2016-08-02 15.20.11

Saving Africa

By James E. Copple

As Kenya Airways made its descent into Nairobi, the rising sun colored the eastern sky bright orange. Enveloped in morning fog, the beauty of sun-on-clouds painted an endless, boundless horizon — it’s a continent so rich in diversity and history, and I am thankful this place has been part of my work, my life, my journey.

Along with millions of other white Europeans, I came to Africa with the idea that we might “save” it. In that quest, we brought disease, frustration, and an arrogance of power and greed that subjected large populations of people to our control. We thought they would love us for our salvation. Instead, they tolerated us and embraced our cultural norms to spare themselves from our intolerance.

It would take a century for Africans to grow weary of being saved.

In the mid-20th Century, they would launch a series of revolutions seeking to jettison colonialism’s control. They would hang onto many of the cultural niceties brought by benevolent and compassionate people, but benevolence and compassion could only go so far.

Along with our water-wells, clinics, hospitals, churches, schools, and businesses, came an impatience for the African way. Africans would bristle at our efforts to control their thinking and their need to have a voice in social, economic, and cultural transformation.

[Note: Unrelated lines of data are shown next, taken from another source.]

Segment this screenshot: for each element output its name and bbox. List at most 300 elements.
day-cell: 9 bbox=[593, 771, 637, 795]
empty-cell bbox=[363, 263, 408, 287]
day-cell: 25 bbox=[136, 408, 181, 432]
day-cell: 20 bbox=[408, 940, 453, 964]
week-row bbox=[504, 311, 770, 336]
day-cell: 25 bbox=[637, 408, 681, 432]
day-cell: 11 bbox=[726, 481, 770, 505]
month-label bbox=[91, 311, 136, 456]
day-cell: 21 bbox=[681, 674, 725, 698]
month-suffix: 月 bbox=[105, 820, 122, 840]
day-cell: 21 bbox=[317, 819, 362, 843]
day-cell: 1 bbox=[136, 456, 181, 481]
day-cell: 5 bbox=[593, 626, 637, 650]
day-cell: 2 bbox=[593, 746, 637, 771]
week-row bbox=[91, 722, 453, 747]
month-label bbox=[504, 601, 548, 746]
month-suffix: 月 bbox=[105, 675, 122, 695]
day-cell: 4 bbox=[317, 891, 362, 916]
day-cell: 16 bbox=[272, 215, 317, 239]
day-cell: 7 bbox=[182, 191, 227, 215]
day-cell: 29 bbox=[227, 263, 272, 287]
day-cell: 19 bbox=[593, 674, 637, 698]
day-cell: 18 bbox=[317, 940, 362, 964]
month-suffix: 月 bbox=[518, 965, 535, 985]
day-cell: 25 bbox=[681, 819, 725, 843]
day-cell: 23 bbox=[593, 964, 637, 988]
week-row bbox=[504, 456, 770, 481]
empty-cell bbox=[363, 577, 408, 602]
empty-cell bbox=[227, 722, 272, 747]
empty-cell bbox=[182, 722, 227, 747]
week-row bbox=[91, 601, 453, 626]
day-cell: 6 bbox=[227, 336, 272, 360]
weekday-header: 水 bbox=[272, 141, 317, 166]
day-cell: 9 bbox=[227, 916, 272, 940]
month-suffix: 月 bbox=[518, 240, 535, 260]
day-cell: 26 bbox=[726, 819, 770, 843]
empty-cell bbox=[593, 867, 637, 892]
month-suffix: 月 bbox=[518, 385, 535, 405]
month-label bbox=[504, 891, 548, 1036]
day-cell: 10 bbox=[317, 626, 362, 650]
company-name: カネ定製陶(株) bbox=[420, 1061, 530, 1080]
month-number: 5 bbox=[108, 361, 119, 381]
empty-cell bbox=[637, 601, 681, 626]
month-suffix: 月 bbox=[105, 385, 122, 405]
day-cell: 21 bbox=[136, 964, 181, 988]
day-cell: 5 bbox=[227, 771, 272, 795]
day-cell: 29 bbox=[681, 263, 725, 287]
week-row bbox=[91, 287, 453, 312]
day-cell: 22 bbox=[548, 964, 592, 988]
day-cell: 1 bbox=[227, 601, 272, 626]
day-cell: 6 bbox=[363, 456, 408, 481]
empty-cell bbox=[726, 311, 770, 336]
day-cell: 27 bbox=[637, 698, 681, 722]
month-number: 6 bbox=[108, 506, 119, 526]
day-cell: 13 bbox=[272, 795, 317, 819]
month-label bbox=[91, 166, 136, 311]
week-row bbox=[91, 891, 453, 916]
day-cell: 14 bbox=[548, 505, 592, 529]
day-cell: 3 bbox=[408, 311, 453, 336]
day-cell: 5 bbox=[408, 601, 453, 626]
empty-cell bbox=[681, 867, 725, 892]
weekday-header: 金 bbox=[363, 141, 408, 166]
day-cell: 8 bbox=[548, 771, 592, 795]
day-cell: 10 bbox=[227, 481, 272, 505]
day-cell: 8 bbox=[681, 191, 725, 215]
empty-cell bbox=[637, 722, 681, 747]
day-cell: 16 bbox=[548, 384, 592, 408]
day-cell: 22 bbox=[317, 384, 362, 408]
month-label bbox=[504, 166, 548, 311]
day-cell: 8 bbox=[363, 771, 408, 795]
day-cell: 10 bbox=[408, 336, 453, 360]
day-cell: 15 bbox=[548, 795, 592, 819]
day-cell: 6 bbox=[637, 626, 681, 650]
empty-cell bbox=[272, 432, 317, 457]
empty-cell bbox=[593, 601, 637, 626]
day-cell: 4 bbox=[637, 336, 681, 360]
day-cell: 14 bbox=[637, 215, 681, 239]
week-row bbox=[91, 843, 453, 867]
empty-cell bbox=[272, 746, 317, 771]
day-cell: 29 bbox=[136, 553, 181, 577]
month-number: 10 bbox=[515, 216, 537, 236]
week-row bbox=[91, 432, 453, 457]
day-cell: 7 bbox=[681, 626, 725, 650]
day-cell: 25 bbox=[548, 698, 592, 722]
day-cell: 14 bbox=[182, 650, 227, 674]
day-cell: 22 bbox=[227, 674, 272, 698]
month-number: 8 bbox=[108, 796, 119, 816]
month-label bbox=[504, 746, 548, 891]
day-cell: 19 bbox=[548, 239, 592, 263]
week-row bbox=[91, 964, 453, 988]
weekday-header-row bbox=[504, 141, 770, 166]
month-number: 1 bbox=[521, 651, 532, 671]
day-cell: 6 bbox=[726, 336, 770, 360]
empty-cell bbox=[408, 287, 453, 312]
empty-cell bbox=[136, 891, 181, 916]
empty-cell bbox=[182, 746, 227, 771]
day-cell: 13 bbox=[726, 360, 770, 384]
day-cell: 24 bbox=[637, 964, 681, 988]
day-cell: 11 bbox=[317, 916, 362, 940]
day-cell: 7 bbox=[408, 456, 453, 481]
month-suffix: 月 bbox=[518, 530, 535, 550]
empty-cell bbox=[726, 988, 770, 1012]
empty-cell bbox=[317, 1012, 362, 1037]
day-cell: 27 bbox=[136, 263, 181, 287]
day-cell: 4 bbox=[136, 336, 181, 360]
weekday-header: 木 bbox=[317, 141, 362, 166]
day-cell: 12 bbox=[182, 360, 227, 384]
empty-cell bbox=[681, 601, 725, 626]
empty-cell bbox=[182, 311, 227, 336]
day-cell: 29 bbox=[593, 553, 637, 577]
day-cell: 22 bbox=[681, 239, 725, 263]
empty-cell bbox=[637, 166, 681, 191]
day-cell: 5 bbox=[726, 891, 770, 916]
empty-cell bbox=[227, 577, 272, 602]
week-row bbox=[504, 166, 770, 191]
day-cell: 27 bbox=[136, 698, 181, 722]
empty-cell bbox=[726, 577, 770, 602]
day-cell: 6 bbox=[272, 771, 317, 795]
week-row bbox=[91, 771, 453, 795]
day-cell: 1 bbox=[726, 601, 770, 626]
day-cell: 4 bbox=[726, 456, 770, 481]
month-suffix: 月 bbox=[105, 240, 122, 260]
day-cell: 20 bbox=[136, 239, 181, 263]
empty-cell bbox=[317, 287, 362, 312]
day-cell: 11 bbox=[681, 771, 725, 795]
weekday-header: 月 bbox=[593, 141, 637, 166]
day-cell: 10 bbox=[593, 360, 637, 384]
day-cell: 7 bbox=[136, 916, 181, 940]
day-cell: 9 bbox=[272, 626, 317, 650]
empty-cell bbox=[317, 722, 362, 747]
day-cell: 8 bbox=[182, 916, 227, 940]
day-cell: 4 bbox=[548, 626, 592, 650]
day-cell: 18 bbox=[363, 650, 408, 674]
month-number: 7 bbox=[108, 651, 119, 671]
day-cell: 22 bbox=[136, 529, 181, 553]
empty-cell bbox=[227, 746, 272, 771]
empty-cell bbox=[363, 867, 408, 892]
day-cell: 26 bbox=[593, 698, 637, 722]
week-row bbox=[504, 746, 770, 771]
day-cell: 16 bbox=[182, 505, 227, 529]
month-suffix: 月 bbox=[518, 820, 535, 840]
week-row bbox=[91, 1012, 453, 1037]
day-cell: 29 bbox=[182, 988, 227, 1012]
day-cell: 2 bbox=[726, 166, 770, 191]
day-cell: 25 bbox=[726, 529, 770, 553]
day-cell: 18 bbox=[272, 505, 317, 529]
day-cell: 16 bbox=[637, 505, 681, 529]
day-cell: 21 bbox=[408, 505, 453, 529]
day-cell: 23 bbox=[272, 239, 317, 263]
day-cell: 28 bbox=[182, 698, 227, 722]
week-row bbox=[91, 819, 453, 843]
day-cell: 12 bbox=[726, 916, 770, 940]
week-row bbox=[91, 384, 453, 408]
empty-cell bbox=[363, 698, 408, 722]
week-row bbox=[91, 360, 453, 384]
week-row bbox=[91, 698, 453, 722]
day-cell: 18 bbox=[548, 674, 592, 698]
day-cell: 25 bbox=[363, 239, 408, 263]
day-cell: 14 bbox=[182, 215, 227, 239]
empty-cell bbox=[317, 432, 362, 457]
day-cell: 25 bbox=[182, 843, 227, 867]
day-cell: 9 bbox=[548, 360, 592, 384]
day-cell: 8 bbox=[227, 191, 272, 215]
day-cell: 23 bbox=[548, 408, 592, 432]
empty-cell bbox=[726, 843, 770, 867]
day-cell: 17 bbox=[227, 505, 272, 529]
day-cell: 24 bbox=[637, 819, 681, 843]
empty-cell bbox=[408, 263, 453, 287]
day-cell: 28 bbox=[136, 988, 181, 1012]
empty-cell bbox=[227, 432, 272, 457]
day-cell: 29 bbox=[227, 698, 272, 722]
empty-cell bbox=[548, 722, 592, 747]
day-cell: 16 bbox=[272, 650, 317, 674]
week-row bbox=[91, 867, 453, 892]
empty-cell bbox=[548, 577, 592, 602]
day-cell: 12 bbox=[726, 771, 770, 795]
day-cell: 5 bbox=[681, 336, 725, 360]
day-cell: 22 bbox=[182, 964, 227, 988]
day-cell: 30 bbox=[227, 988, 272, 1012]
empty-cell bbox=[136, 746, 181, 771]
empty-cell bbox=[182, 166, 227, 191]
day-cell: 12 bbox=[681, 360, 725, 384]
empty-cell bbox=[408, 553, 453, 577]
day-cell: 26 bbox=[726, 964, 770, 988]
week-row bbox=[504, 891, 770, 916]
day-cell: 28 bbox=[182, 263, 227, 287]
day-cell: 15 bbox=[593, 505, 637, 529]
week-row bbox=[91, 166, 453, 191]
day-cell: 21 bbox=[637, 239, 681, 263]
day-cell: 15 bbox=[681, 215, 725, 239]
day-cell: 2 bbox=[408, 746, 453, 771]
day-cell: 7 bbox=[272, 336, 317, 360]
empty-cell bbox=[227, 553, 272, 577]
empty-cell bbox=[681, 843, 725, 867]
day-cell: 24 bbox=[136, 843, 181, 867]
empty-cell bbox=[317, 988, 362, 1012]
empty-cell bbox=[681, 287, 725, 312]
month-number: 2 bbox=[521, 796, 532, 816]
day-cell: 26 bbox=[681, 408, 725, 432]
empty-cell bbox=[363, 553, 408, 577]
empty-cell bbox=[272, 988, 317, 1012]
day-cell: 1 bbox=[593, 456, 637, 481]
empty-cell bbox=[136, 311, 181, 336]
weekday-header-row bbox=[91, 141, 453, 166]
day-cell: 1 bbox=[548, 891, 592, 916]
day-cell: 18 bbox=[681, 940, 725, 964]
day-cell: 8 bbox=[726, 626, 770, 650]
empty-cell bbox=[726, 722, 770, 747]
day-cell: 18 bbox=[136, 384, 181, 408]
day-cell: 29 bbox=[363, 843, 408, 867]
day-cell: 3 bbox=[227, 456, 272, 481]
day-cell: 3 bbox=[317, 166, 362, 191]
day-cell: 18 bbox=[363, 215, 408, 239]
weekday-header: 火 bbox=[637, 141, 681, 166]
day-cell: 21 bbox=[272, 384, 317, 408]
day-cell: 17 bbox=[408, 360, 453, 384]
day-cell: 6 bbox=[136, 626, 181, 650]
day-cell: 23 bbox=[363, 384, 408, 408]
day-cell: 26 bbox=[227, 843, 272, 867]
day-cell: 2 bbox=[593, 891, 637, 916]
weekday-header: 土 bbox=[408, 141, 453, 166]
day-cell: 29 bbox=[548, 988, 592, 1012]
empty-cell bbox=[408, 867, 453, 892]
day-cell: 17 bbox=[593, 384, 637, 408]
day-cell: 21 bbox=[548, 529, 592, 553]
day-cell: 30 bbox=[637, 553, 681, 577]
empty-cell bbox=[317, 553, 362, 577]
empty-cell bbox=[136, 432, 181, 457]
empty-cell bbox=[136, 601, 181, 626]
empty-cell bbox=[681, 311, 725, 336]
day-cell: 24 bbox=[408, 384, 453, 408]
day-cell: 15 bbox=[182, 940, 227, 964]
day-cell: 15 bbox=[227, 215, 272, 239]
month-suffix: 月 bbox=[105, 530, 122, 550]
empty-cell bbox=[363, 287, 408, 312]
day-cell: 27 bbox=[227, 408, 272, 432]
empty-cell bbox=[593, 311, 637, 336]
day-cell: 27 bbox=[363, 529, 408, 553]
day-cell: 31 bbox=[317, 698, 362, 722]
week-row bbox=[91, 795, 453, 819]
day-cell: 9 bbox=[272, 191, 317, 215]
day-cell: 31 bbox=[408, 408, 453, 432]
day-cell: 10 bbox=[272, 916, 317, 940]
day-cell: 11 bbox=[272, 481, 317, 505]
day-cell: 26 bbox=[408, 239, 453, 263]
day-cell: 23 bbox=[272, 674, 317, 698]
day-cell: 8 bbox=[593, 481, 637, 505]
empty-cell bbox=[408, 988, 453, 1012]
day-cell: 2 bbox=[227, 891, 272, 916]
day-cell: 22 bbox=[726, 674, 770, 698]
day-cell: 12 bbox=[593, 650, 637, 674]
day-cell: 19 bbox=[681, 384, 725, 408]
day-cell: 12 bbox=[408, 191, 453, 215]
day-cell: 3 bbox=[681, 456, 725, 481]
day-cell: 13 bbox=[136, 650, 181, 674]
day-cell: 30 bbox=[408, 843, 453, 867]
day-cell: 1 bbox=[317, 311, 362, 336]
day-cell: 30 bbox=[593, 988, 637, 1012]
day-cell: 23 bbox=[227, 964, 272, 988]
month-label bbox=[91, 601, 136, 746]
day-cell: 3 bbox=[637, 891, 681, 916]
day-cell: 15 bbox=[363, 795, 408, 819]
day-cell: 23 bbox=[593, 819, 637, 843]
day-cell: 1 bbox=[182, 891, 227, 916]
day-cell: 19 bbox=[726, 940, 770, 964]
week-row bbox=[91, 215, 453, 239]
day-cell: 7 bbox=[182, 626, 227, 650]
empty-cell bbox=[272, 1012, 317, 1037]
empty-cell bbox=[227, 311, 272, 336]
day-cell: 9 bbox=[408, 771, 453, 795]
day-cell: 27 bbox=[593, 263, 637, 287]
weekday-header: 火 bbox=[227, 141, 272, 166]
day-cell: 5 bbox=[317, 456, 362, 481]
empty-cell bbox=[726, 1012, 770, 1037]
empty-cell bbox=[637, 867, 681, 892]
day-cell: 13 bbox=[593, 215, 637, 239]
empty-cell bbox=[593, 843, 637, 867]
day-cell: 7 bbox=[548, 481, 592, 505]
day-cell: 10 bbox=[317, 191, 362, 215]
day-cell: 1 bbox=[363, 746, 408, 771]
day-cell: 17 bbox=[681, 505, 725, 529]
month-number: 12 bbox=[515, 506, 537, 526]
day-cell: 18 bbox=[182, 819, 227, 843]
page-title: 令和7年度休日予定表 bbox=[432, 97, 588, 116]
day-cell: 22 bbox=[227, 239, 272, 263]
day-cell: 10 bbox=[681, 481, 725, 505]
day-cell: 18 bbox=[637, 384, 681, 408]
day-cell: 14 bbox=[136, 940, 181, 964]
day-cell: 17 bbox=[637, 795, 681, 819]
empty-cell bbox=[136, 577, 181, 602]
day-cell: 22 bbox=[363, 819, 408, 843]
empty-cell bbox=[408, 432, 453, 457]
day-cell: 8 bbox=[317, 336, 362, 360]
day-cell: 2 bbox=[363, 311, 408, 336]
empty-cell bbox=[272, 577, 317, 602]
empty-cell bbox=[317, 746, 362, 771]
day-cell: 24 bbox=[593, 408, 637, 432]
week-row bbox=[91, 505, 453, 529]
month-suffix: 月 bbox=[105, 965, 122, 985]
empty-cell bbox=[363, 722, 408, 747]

We came to Africa with short-term interventions for long-term transformation, and we would leave with our stories and pictures, feeling good about ourselves and our works.

Beyond the dependence we would create, we did save some lives, but the narrative of “saving Africa” began to ring of chauvinism, paternalism, and a host of other ‘isms that would keep us from the heart and soul of Africa.

Cottage industries would emerge, teaching us to be sensitive and culturally adaptive ­— what more do we need for a mission trip? We would wear our touring T-shirts and proudly boast of our excursion to the Dark Continent. Our hosts were always gracious and, once we boarded our plane home, would wonder if we would return (good question). And if we returned, how would we return? They would want us to bring “things.”

After securing funds for a major water project in drought-stricken Turkana, a group of the faithful were praying for me, and to this day, their prayer haunts me — that I would live 20 more years, so I could continue to “bring them things.”

They had an awareness that part of my identity had become “saving them,” and the idea that bringing them things would somehow save them. I’m not sure they wanted to be saved, but they knew I wanted them to be saved. And my “stuff,” packed tightly into suitcases and shipping containers, would somehow elevate Africa and emancipate them from poverty, disease, and war.

I stared once more out the plane window at the expansive, beautiful horizon, and my heart felt broken. So many trips; so many wonderful people, and we did so many incredible things.

The legacy of Africa, the birthplace of civilization, is a continent so diverse and so rich that it moves forward from sunrise to sunrise without my helping hand. It embraces a destiny that reflects the will of people whose future is in their own hands, as it has always been.

In the end, I have not saved Africa – not even close – but Africa may have saved me.